Private lenders are having the traditional bankers' lunches.But as they do so, the asset managers and private equity companies pushing out Wall Street lenders are becoming more and more like the conventional financial industry. Investment banks, for instance, typically sell the loans they've made to funds that bundle them into debt that has been securitized. Private loans that are unique and difficult to trade are now being treated similarly. Recently, massive lender Blackstone just launched a collateralized loan obligation for private credit. It is a powerful tool, but it has weaknesses.
Collateralized loan obligations, or CLOs, package together large pools of hazardous corporate IOUs and divide their cash flows into bonds with different levels of risk. Additionally, the bonds with the highest rating after coming out of the sausage machine have the opportunity to receive the gold standard AAA rating from rating agencies, enabling them to be sold to investors such as banks and insurers that are hesitant to take on riskier bets. Generally, investors' demands for a lower return on the CLO securities than they do on individual loans result in profits for the lowest-ranking tranches and fees for the managers who put the loans together.
Such CLOs are obviously appealing to private credit experts such as Blue Owl Capital and Blackstone. Because they are able to borrow far more than banks were previously willing to lend, using CLOs can expand their influence and increase returns. To put it more simply, banks would provide maybe $1 in loans for every $1 in equity, or capital, from investors. $1 of stock can finance as much as $5 of debt when the investment is organized through a CLO, with the fund's investors choosing the lowest-ranking tranche. Furthermore, a person working on recent deals claims that the all-in cost of borrowing via a CLO is a quarter of one percentage point less expensive than conventional bank leverage.
Because of this, CLOs made from these non-bank, private loans are becoming more popular; according to Citigroup analysts, $30 billion, or over 30% of the whole CLO market, will be issued in 2024. Private CLOs accounted for more than 10% of the market in 2021. However, those have primarily consisted of comparatively small pools of minor loans. Blackstone and other players are taking it a step further by introducing CLOs that are supported by far greater debt. For instance, loans financing software company Zendesk's ten billion-dollar private equity buyout, which ended in 2022, were part of Steve Schwarzman's group's 400 million-dollar deal in December.
However, arranging personal debt is more difficult than chopping up the syndicated loans, which constitute the majority of CLO fodder. Private lenders usually let businesses borrow more in relative to their profits. For businesses that aren't very profitable, private lenders may even impose loan limitations depending on revenue. A diversified portfolio with as many names is more difficult to put together with these loans because they often have larger ticket sizes; private credit CLOs may have less than 100 loans, compared with more than 200 in a typical deal.

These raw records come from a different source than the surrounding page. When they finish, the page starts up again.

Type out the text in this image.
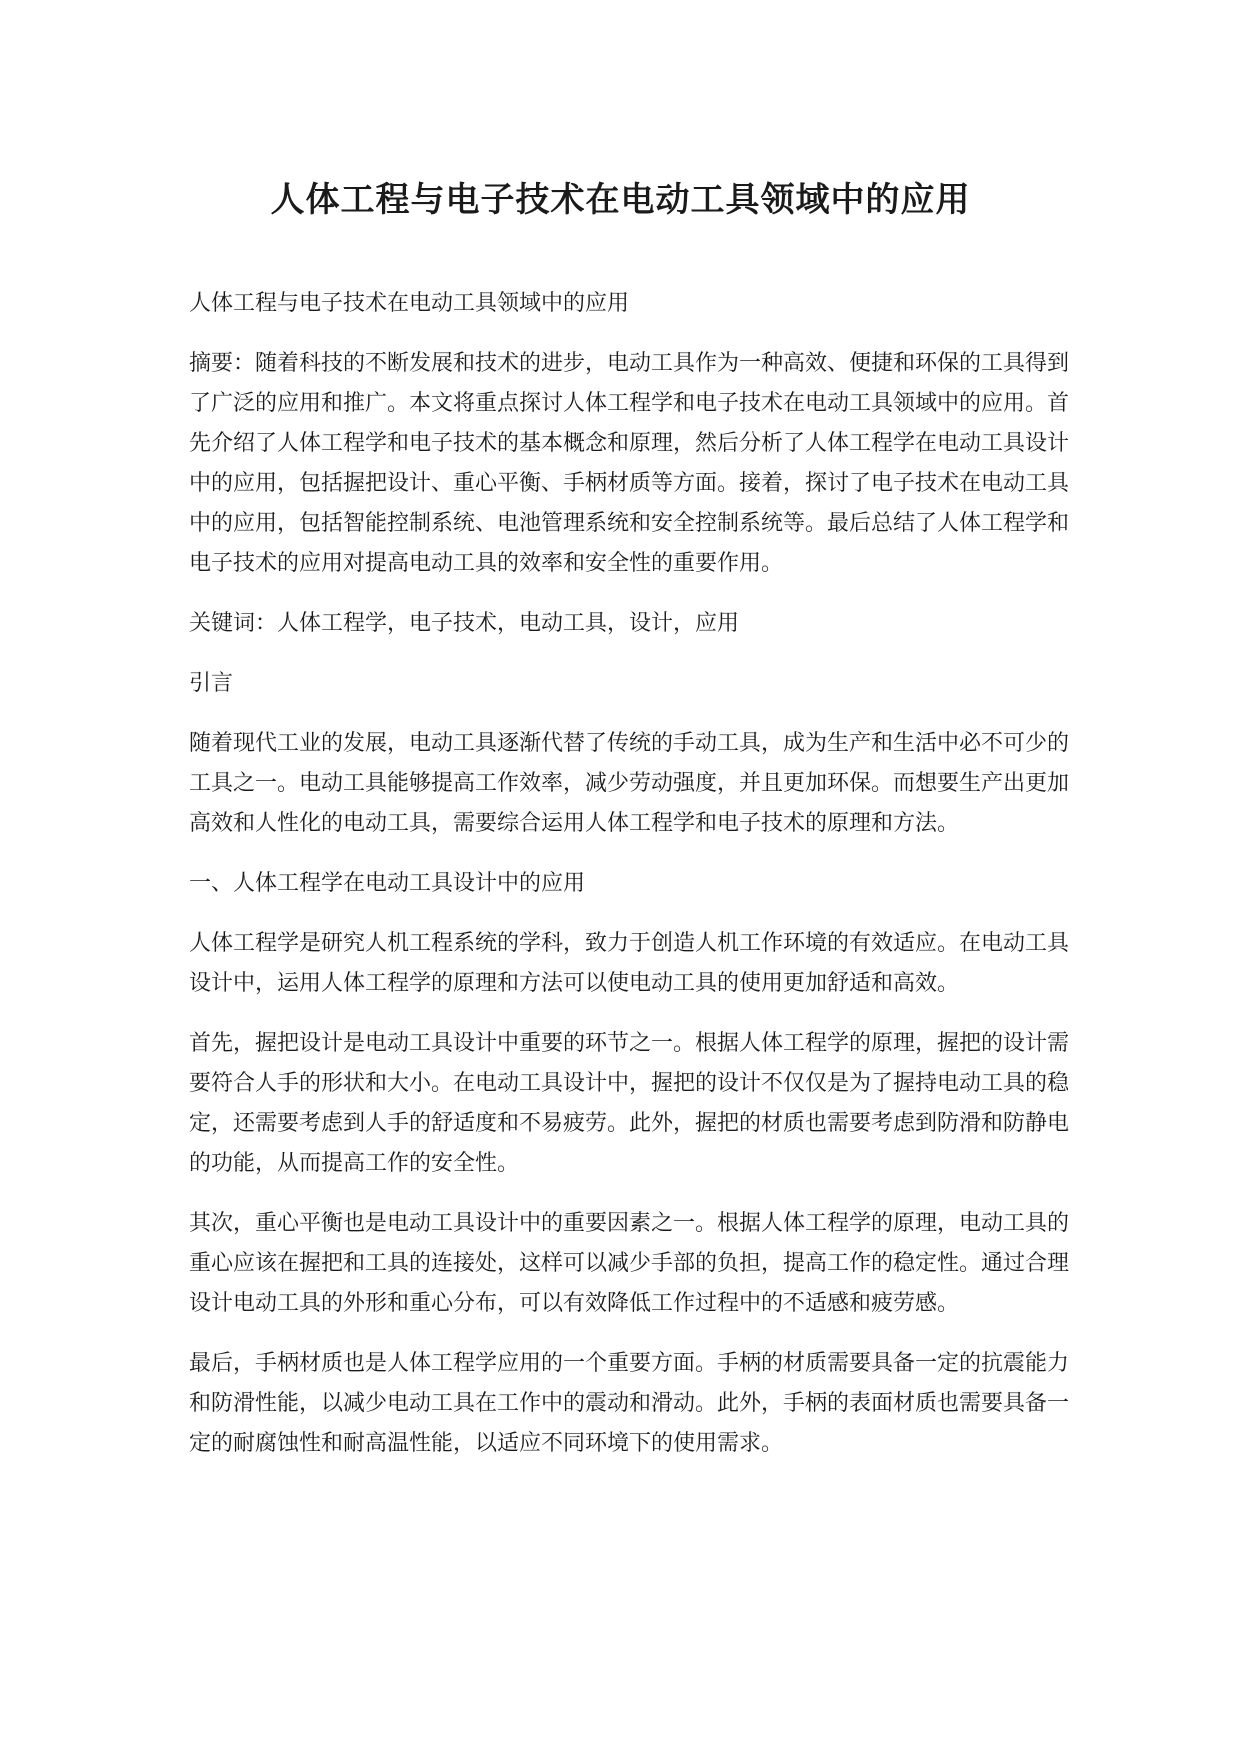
人体工程与电子技术在电动工具领域中的应用

人体工程与电子技术在电动工具领域中的应用

摘要：随着科技的不断发展和技术的进步，电动工具作为一种高效、便捷和环保的工具得到了广泛的应用和推广。本文将重点探讨人体工程学和电子技术在电动工具领域中的应用。首先介绍了人体工程学和电子技术的基本概念和原理，然后分析了人体工程学在电动工具设计中的应用，包括握把设计、重心平衡、手柄材质等方面。接着，探讨了电子技术在电动工具中的应用，包括智能控制系统、电池管理系统和安全控制系统等。最后总结了人体工程学和电子技术的应用对提高电动工具的效率和安全性的重要作用。

关键词：人体工程学，电子技术，电动工具，设计，应用

引言

随着现代工业的发展，电动工具逐渐代替了传统的手动工具，成为生产和生活中必不可少的工具之一。电动工具能够提高工作效率，减少劳动强度，并且更加环保。而想要生产出更加高效和人性化的电动工具，需要综合运用人体工程学和电子技术的原理和方法。

一、人体工程学在电动工具设计中的应用

人体工程学是研究人机工程系统的学科，致力于创造人机工作环境的有效适应。在电动工具设计中，运用人体工程学的原理和方法可以使电动工具的使用更加舒适和高效。

首先，握把设计是电动工具设计中重要的环节之一。根据人体工程学的原理，握把的设计需要符合人手的形状和大小。在电动工具设计中，握把的设计不仅仅是为了握持电动工具的稳定，还需要考虑到人手的舒适度和不易疲劳。此外，握把的材质也需要考虑到防滑和防静电的功能，从而提高工作的安全性。

其次，重心平衡也是电动工具设计中的重要因素之一。根据人体工程学的原理，电动工具的重心应该在握把和工具的连接处，这样可以减少手部的负担，提高工作的稳定性。通过合理设计电动工具的外形和重心分布，可以有效降低工作过程中的不适感和疲劳感。

最后，手柄材质也是人体工程学应用的一个重要方面。手柄的材质需要具备一定的抗震能力和防滑性能，以减少电动工具在工作中的震动和滑动。此外，手柄的表面材质也需要具备一定的耐腐蚀性和耐高温性能，以适应不同环境下的使用需求。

There are risks associated with the combination of private credit and conventional loan alchemy if it turns out that borrowers have overstretched. Private loans are more challenging to rapidly sell if something goes wrong because they lack standardized, publicly available credit ratings from organizations like Moody's, Standard & Poor's, and Fitch Ratings. Therefore, it's reasonable that some typical CLO buyers could be wary. Furthermore, because of the relative opacity of these loans, rating agencies would be more inclined to degrade a private CLO's bonds — which typically do have credit ratings — if there are more defaults or larger-than-expected losses.
Because of this, there are fewer prospective purchasers for private CLOs than for conventional vehicles. However, Blackstone has taken some steps to protect its most recent, larger deal: instead of the normal 70% of the entire pool, the higher-rated, most senior tranche now makes up 50% of it. Additionally, before having to write down any problematic assets, it can retain about 20% of its holdings in the riskiest class of loans — more than twice the level seen in typical CLOs.
Nonetheless, lenders will have to consider a contradiction. Private markets have historically been appealing because they are less prone to price fluctuations caused by transient shifts in mood or liquidity. The more private lenders depend on CLOs, the more they will be susceptible to the vagaries of a large investor base. Blackstone is one company that keeps lending to high-risk businesses in the face of economic uncertainty and rising interest rates. Becoming more like Wall Street means embracing more of its shortcomings as well as its advantages.